Obiecywał dotację z Unii
- Za zleconą usługę pobierał opłaty od 90 do 400 złotych, wręczając dowody wpłaty gotówki. Pozostała część kosztów związanych z emisją reklam na radiowych antenach, jak zapewniał, miała być pokryta ze środków unijnych – relacjonuje Krzysztof Łach z małopolskiej policji.
Z podjętych zobowiązań jednak się nie wywiązał, a gotówkę przeznaczył na własne potrzeby.
20-latek nie cieszył się jednak zbyt długo wyłudzonymi pieniędzmi. Na jego trop wpadli policjanci z tarnowskiego komisariatu. Udało im się dotrzeć do poszkodowanych przez mężczyznę firm. Okazało się, że mężczyzna od 2013 roku mógł oszukać nawet kilkadziesiąt osób z Tarnowa i okolic.
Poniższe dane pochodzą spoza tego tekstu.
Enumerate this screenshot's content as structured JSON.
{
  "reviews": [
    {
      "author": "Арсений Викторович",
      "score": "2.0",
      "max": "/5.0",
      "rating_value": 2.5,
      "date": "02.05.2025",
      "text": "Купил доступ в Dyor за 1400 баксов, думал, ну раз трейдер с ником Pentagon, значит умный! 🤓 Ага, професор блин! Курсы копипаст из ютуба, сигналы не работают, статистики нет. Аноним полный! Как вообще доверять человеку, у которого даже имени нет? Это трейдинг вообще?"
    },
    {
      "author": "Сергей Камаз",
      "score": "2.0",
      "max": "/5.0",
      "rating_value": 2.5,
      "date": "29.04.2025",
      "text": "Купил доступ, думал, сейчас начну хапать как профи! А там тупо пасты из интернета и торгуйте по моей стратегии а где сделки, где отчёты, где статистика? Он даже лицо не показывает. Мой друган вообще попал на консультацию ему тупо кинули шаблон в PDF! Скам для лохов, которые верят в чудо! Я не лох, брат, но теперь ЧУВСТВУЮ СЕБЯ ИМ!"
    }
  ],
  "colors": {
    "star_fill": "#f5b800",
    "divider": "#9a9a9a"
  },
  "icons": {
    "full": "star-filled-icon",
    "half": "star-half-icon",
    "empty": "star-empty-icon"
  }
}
Niedługo później funkcjonariusze zatrzymali 20-latka. W jego miejscy zamieszkania zabezpieczyli kilkadziesiąt sztuk dowodów wpłaty za niezrealizowane usługi reklamowe.
Grozi mu 8 lat więzienia
- 20-latek usłyszał na razie zarzuty 7 oszustw, na kwotę przekraczającą 1600 złotych, ale czynów na jego koncie z pewnością przybędzie. Już dziś wiadomo, że skala nielegalnego procederu będzie dużo większa – informuje Łach.
Prokuratura w Tarnowie zastosowała wobec 20-latka środki zapobiegawcze w postaci policyjnego dozoru i zakazu opuszczania kraju. Grozi mu 8 lat więzienia.
Policjanci apelują, by osoby, które zostały przez mężczyznę poszkodowane zgłaszały się na komisariat.